Chef Anthony Bourdain said the cuisine is underappreciated. He talked about it on an episode of his CNN show “Parts Unknown.”
“People love it but their expectation is Mexican food should be cheap,” he said. “And the fact is, there are always going to be new arrivals from Mexico who are perfectly willing to sell you, unfortunately or fortunately, really good Mexican food for very cheap, but not the kind of deep flavors that you find or I found in my travels there.”
Respecting Mexican culture
Those deep flavors are what Rojas is trying to show off — not just the hits like fancy tacos al pastor at swanky places in Uptown Dallas. One of the items on Rojas’s rotation is medium-rare duck in a traditional mole sauce.
“I’m respecting my culture, and I’m showing them that it can be done,” he said. “Just respect the techniques and stuff. Look at your proteins, people will buy it.
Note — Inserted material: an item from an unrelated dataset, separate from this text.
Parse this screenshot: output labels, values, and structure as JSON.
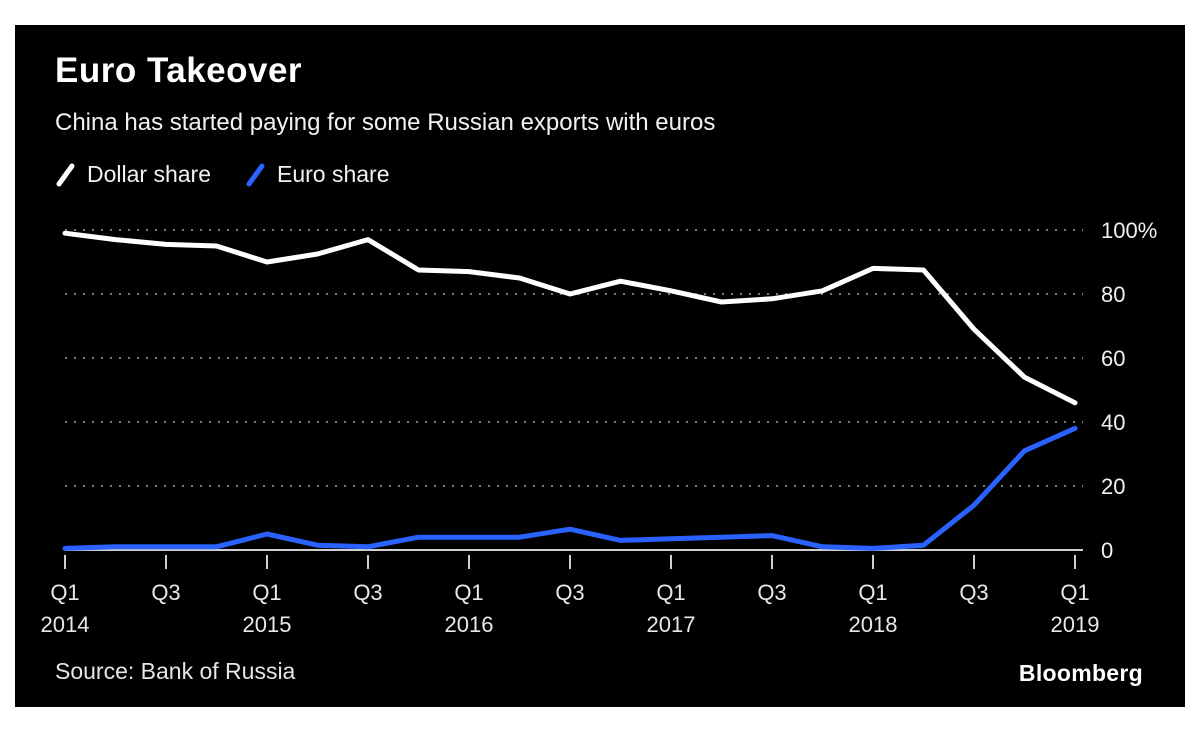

People are not stupid. People know when they’re eating a good ribeye taco and when they’re eating a really bad skirt steak low-quality taco.”
But are people willing to drop $85 for what some think should come cheap?
“That’s why I’m doing a small place,” Rojas said. “I don’t know if it would work with one of those big, massive places. I would not do it at all; I don’t think it would work. That’s why we’re keeping it low key, very underground, 12 people, that’s it. Two seatings a night.”
It's an experiment he hopes works not only for him but also for the Mexican food scene in North Texas.